I’m watching other media figures, people who might be naturally more adept at connecting with a broad audience, portray the NFL MVP and the nation’s most popular podcaster as these fringe political freaks, men who’ve no claim to reasonable fans. In most portrayals, there’s no concession that yes, Rodgers and Rogan have some reasonable critiques in between not giving the vaccine enough credit as a harm mitigator. One can say the latter is the most important takeaway while still acknowledging the former. You lose little by giving the take some balance. It just conveys a trust in one’s audience.
Millions of people tune in to hear Rogan and now Rodgers on McAfee. A sizable segment will come away with an impression at odds with the spiteful media caricature they see everywhere, only further validating the criticism of media they’ll hear on said podcasts. At its core, the criticism is this: They lie about what they can’t control.

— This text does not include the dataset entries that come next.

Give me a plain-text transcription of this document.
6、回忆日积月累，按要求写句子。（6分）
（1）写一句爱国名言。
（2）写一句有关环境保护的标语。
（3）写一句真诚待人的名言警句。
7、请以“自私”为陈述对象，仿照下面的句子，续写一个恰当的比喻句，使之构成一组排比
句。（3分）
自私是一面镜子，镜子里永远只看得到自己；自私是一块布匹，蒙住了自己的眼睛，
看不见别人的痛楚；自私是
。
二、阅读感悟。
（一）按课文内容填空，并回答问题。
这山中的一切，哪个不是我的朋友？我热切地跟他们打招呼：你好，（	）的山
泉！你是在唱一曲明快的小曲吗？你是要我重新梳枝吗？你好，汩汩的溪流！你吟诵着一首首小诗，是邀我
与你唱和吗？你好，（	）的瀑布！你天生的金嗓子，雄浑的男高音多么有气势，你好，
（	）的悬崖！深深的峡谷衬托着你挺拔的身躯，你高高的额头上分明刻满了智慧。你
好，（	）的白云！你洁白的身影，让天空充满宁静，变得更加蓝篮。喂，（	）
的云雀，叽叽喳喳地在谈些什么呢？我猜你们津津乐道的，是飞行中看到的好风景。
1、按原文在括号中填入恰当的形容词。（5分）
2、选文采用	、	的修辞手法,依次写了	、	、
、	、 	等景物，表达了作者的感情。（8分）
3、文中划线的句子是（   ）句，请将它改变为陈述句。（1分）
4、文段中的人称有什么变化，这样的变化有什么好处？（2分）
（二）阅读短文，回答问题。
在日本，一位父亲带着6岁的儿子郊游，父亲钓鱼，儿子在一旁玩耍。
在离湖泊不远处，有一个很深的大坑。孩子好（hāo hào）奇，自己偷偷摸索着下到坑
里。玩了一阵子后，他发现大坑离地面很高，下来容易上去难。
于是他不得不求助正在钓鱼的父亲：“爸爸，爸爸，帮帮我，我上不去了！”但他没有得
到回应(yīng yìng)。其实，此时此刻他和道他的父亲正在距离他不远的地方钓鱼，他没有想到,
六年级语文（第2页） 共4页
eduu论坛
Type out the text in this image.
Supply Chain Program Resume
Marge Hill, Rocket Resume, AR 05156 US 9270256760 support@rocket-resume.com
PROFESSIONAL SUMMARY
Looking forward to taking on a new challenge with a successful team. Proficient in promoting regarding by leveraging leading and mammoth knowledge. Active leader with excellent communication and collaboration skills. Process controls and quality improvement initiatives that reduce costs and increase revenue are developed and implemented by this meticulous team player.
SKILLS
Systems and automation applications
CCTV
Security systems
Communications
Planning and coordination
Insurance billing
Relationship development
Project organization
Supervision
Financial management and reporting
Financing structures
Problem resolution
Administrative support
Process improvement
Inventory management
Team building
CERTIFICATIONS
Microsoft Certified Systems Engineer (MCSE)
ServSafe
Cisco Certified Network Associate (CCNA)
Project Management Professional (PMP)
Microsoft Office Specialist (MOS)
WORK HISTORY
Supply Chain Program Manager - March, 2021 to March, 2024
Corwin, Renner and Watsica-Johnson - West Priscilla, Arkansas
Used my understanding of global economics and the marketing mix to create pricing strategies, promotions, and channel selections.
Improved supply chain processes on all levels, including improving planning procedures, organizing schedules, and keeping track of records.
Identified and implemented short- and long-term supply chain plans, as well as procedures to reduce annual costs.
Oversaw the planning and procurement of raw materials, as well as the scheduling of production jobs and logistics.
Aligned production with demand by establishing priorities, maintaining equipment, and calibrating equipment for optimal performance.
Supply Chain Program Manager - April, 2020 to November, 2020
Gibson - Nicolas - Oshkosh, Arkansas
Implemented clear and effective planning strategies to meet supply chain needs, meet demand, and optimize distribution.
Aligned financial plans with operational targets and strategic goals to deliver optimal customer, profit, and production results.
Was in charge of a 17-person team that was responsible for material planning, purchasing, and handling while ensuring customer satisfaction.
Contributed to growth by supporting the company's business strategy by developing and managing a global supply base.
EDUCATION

Many, especially within a younger male cohort that disproportionately tunes in for such programs, are making affiliation choices right now. The dominant side’s politics seems like a suite of options that you must accept 100% or be damned by their symbiotic media apparatus. The less dominant side’s politics, for all its obvious flaws, seems more like a buffet where maybe you can pick and choose a bit. Which might be more appealing to the Independent voter right now? If you’re attitudinally against being controlled, which side is more attractive? The answer to this question is likely different from what it was back in the early 2000s, when conservatives had the whip hand culturally and politically.
By the way, Butte voted for Biden in 2020. In the current environment, it might just run right back into the Red Zone. Based on this week, I might even think it’s being chased there.